Chinese Gifting Traditions
Gift giving is a big part of Chinese culture, and Chinese traditions create many occasions for exchanging gifts. Much like other aspects of Chinese culture, there are important customs and etiquette involved with both giving and receiving.
When it comes to Gift Giving Chinese traditions span the gamut from major life events to common, daily occurrences.
Chinese families do not generally celebrate with showers prior to the birth of a child; it is considered bad luck. Instead of showers, it is customary to have an "introduction to the world" party about a month after a baby is born. At the party the child is presented with tokens of good luck, such as gifts of money or gold trinkets and jewelry, all representing the good fortune that is hoped for throughout their lives.
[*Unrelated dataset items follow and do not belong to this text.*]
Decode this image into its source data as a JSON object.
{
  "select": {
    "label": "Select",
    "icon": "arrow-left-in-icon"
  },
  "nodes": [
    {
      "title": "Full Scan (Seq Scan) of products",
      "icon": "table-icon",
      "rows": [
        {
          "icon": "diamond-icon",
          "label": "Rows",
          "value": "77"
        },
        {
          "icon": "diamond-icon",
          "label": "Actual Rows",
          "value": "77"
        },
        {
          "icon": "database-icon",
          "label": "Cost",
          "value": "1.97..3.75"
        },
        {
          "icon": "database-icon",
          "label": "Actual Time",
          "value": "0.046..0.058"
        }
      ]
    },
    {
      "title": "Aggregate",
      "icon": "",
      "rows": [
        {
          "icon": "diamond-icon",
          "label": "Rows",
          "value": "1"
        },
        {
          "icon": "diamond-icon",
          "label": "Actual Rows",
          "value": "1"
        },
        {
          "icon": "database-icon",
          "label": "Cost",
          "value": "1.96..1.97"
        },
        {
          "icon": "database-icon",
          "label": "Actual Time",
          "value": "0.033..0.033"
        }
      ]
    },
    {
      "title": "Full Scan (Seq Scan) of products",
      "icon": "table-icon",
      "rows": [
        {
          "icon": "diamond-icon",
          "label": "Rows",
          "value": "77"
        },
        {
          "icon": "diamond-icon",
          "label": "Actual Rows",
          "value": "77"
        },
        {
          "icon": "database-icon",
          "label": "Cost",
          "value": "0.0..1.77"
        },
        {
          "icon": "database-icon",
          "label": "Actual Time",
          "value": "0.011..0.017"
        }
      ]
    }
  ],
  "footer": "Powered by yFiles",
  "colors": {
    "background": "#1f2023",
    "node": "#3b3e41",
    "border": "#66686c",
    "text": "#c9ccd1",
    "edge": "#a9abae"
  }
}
Weddings are a joyful celebration representing the union of two families. It is customary to give gifts of money to help the new couple start their family. Friends and family often try to pick "lucky denominations." Having many zeros, for instance, is good as the circular figure of zero represents the eternal union of the couple. Denominations with the number four are avoided, since the Chinese word for four sounds like the Chinese word for death. In addition to money, the colors of gold and red play a major role in wedding gifts, both representing good luck and fortune.
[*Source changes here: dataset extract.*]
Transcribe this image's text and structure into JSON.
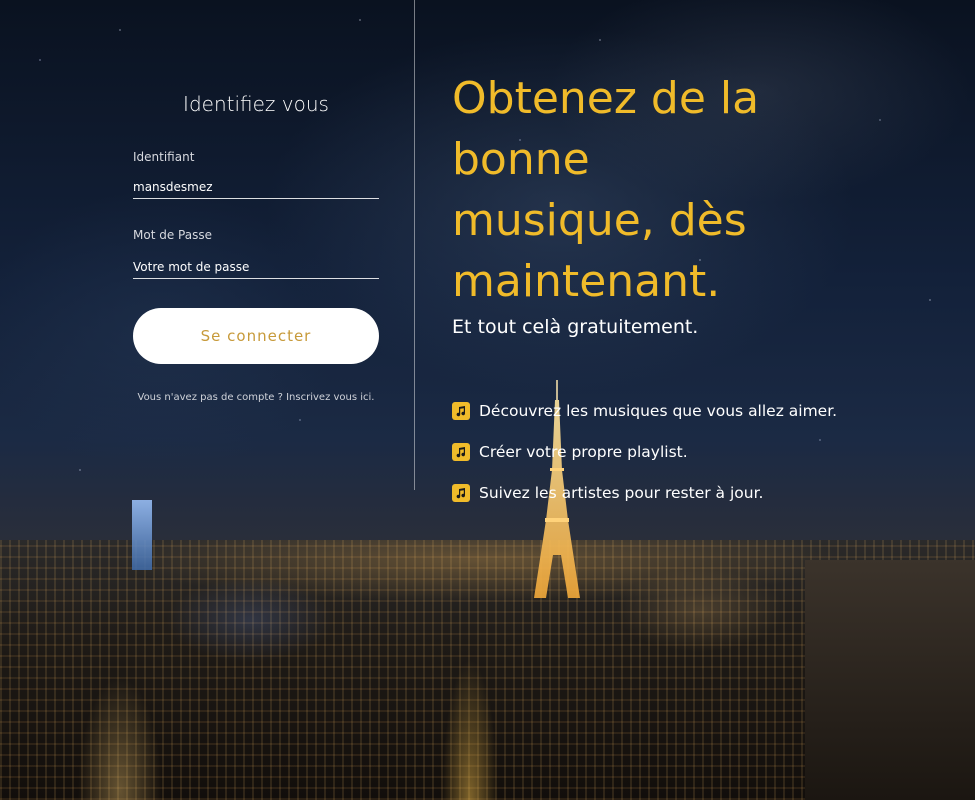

Depending on the family, birthdays may be celebrated in a variety of ways. Today, most Chinese celebrate their birthday based on the Western calendar; however, many from older generations still mark their birthdays based on the Chinese calendar, which means the actual day changes from year to year. In traditional China, everyone celebrated their birthday on Chinese New Year, thus everyone grew a year older at the same time.
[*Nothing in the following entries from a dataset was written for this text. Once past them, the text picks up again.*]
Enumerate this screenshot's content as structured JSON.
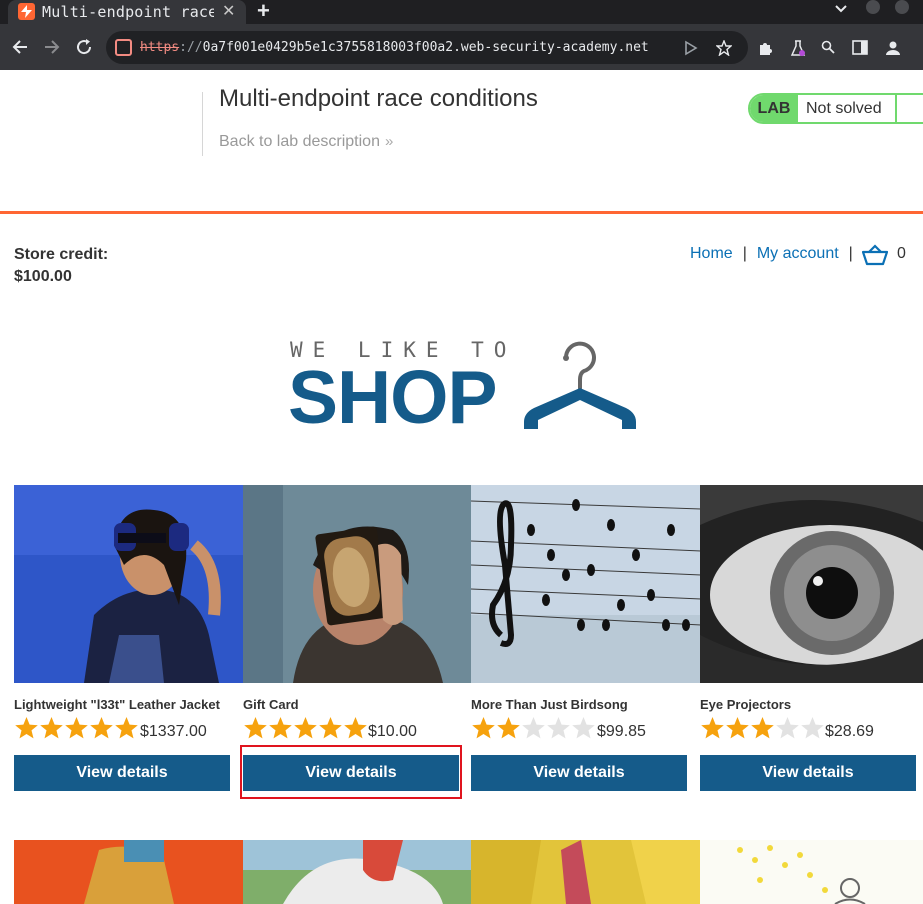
{
  "browser": {
    "tab_title": "Multi-endpoint race conditions",
    "tab_close": "✕",
    "new_tab": "+",
    "url_scheme": "https",
    "url_separator": "://",
    "url_host": "0a7f001e0429b5e1c3755818003f00a2.web-security-academy.net"
  },
  "lab": {
    "title": "Multi-endpoint race conditions",
    "back_link": "Back to lab description",
    "back_chevron": "»",
    "badge": "LAB",
    "status": "Not solved",
    "colors": {
      "accent": "#ff6633",
      "status_green": "#70d96d"
    }
  },
  "store": {
    "credit_label": "Store credit:",
    "credit_value": "$100.00",
    "nav": {
      "home": "Home",
      "sep1": "|",
      "account": "My account",
      "sep2": "|"
    },
    "cart_count": "0"
  },
  "logo": {
    "tagline": "WE LIKE TO",
    "word": "SHOP"
  },
  "products": [
    {
      "name": "Lightweight \"l33t\" Leather Jacket",
      "rating": 5,
      "price": "$1337.00",
      "button": "View details"
    },
    {
      "name": "Gift Card",
      "rating": 5,
      "price": "$10.00",
      "button": "View details"
    },
    {
      "name": "More Than Just Birdsong",
      "rating": 2,
      "price": "$99.85",
      "button": "View details"
    },
    {
      "name": "Eye Projectors",
      "rating": 3,
      "price": "$28.69",
      "button": "View details"
    }
  ],
  "colors": {
    "primary": "#155b8a",
    "link": "#0b70b5",
    "star_on": "#f6a20e",
    "star_off": "#e2e2e2",
    "highlight": "#e0141e"
  }
}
In terms of birthday gifts, it is important to avoid things that mark the passage of time, such as watches or time pieces. While all birthdays are important, the birthdays that correspond with the same year of the zodiac (every twelve years) are especially important. It is believed that zodiac birth anniversaries are precarious times as luck will typically be extremely good or extremely bad. As a result, more lavish birthday gifts are bestowed in an attempt to influence good luck in the coming year.
The biggest birthday, however, is the sixtieth birthday. On a person's sixtieth birthday the zodiac animal and the element symbol (metal, wood, water, fire, and earth) are exactly the same as the year of birth. It is common to give symbols of longevity and strength, such as miniature old trees.
It is proper etiquette to bring gifts for the host when visiting others. Often "luxury" foods that are supplementary to a meal are brought, such as cakes, wines, or fruit. Small personal items are also acceptable, such as pictures, artwork or trinkets. Potted plants, as opposed to cut flowers, are also welcomed as they represent growth and life.
Children and Elders
It is very common to give children "hung bao," which are red envelops with lucky money. Since children represent the future, this represents the building of a prosperous future and a sign of good tidings to come. It is also very common for children to give gifts to grandparents. This is a show of respect and a tribute to one's ancestors and heritage.
When it comes to Gift Receiving Chinese traditions are also rich with etiquette.
When receiving a gift, it is common to open the gift immediately. Once opened, it is customary to give it many compliments and to spend time discussing the merits of the item. The gift is often put in a place of honor for all the guests to admire.
It is considered polite and often expected to provide thank you notes, phone calls, or other gestures of appreciation for gifts. Also, reciprocity is common as Chinese people often want to express their appreciation by reciprocating in some way.